- The Stranger
- Some people are saying the downtown Seattle tunnel project is 70 percent done. That's bullshit. The tunnel is not 70 percent dug, and the overall viaduct replacement project is nowhere near 70 percent complete.
Remember on Monday, when the Washington State Department of Transportation and Council President Tim Burgess told us all to just calm down about the tunnel already because it’s mostly done?
“The vast majority of the replacement of the viaduct is complete—in fact 70 percent done and on the ground,” WSDOT secretary Lynn Peterson told the city council.
“The tunnel project is 70 percent completed, according to WSDOT, so there’s no turning back at this point,” Burgess wrote in a press release soon after.
Anyone who’s been paying even casual attention is wondering how this project—in which a tunnel boring machine has dug only 1,000 feet of a two-mile tunnel and is now stuck underground with no certain rescue date in sight—can be so close to the finish line.
The answer is that it’s not. WSDOT is misleading you by omission.
There is only one way to calculate that the tunnel project is 70 percent done, and that method leaves out a lot of important (and expensive) facts. To get to the 70-percent-done figure, you have to look only at the state’s $1.35 billion contract with Seattle Tunnel Partners, the group designing and building the tunnel.

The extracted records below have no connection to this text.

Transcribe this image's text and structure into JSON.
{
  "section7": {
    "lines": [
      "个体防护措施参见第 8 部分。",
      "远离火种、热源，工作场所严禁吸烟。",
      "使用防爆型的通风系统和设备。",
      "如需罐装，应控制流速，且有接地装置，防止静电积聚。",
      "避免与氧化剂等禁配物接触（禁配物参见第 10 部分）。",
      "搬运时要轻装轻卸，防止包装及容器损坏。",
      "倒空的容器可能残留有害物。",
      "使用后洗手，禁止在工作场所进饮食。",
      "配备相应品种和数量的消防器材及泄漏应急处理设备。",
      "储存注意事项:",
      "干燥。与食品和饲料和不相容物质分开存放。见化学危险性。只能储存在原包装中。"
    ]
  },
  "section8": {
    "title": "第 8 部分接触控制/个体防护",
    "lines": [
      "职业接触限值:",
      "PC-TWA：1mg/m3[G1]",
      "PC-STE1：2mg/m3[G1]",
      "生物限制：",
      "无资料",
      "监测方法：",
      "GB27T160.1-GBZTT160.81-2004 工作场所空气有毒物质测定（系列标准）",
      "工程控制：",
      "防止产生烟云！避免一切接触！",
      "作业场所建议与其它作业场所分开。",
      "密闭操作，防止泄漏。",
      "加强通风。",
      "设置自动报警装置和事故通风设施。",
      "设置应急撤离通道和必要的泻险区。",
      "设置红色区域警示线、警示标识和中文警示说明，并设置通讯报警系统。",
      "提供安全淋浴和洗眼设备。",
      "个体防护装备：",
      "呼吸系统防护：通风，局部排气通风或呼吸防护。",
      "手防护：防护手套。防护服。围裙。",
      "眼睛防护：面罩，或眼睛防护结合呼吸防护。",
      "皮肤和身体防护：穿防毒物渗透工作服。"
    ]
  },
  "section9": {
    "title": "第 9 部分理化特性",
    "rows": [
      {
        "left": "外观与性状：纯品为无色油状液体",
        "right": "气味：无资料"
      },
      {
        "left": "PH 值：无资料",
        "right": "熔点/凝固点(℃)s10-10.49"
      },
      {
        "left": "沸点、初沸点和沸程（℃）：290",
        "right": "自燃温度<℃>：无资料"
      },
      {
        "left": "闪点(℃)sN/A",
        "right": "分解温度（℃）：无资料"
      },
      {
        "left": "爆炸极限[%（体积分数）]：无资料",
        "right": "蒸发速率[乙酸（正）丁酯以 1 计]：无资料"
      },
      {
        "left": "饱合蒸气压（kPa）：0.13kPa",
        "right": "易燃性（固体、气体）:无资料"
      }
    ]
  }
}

According to WSDOT, about 70 percent of the work included in that contract is done and, expectedly, that means 70 percent of the money has been spent. Even though Bertha’s been stuck, WSDOT says the tunnelers have been working on all the other things they’re responsible for in an effort not to get too far behind schedule.
“There is a tremendous amount of work that has already been completed at either end of the project. The concrete tunnel liners have all been manufactured and await the machine’s repair,” says WSDOT spokesperson Laura Newborn in an e-mail. “The tunnel contract is 70 percent complete, even though the tunnel itself is 10 percent complete.” (Actually, if only 1,000 feet of the two-mile route has been dug, the tunnel itself is only 9.5 percent complete. But I'll let her round up on that one.)
But look at the bigger picture.
The design-build contract with STP is $1.35 billion of the state’s overall $3.1 billion project*, according to Newborn. The rest of that state money—in other words, a still-to-be-spent $1.75 billion in taxpayer dollars—will pay for stuff we haven’t even started yet, including tearing down the Alaskan Way Viaduct, building the new street that will go where the viaduct is now, and decommissioning the Battery Street Tunnel.
Let’s do some math. If we’re 70 percent done with the $1.35 billion chunk of work, that means about $945 million worth of tunnel-building has been done. How much of the total project ($3.1 billion) is that? About 30 percent. So we’re not 70 percent done with the state's project of replacing the Alaskan Way Viaduct with a tunnel, and then revamping surface streets in the area. In truth, we have about 70 percent of the way left to go.
*I’m using WSDOT's total here since they’re the ones making this claim. They’re overseeing $3.1 billion of work. But it’s worth noting that that doesn’t include hundreds of millions of dollars in additional costs to the city to rebuild the seawall and relocate utilities.